The story is even more appealing when we cut feedstock costs. Take yellow grease, for example. When the FFA exceeds >20% the cost drops to under $.15. With these prices a producer could refine biodiesel for half the cost($.15 x 8lb = $1.20+.45= $1.65, $3.11-1.65+1.00= $2.46 profit per gallon). Note: these numbers exclude the Oklahoma $.25 tax credit as well as the $.50 federal BTU sludge tax credit.
One final thought on numbers. The company which I shall mention shortly will have a combined annual capacity online by Q2 2008 of 70 million gallons. Interestingly, all of the feed stocks and refined biodiesel are already locked up in contracts signed last year. This means that as of next year they will be netting close to $172,200,000. Given the 109,998,692 shares outstanding and an industry average P/E, the company should post an EPS of $.64 and a PPS of $6.34(9.9x.64). These numbers, although estimations indicate an extreme discount when compared to current market valuations.
As I mentioned before the company, Nova Biosource Fuels, Inc. (NBF) isn't talking about doing it; they are doing it. Currently, the company is in various stages of permitting and building three refineries for their own portfolio with the capacity to process 25 various feed stocks into biodiesel which meet and exceeds ASTM D 6751 standards.
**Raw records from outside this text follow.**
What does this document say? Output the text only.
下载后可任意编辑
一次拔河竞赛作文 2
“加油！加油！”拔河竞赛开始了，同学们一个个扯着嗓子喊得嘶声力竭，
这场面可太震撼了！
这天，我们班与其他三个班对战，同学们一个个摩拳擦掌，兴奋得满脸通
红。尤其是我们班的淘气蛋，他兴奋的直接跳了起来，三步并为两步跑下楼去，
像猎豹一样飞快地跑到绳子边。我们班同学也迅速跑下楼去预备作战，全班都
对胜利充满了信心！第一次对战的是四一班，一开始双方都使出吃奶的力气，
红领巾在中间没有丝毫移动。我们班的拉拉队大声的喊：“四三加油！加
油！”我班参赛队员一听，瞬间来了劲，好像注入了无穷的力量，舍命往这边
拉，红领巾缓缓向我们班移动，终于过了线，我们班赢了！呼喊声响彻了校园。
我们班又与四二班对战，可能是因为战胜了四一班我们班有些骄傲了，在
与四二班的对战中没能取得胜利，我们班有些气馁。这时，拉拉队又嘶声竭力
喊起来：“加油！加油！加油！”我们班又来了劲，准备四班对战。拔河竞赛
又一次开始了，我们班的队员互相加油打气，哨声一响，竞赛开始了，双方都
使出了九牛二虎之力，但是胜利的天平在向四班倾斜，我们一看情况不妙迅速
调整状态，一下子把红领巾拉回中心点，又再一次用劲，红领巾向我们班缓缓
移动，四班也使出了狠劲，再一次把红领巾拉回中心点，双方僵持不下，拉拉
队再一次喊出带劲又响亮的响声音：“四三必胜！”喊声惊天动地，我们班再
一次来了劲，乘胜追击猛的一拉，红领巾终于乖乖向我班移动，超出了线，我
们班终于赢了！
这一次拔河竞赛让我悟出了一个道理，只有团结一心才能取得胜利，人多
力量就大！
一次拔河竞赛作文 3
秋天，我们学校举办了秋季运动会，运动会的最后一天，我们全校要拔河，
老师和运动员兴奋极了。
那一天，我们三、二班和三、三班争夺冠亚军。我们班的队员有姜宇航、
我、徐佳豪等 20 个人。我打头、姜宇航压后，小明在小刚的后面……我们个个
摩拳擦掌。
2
Why do I believe this company will succeed? Aside from the hurdles of finding funding and pioneering new technology, I look to management. Who is running the company and why? When concerning quality, NBF boosts one of the most impressive micro cap management lineups I have ever seen. Interestingly, they are all high caliber ex-oil men originating from the likes of Texaco, Halliburton Energy Services, Vanco Energy, Mobil Exploration, and Kerr-McGee Chemical.
The next question is why? Why are all of these ex-oil executives and presidents running a $300 million micro cap start-up? Basic speculation brings me to a logical answer. Big oil is in the business of making money. They have been 'banking coin' for years and they will continue to do so for many more to come. So to answer my question, the real reason these men choose NBF is they know its technology enables them to produce biodiesel and do so economically.
Disclosure: The author owns shares of NBF.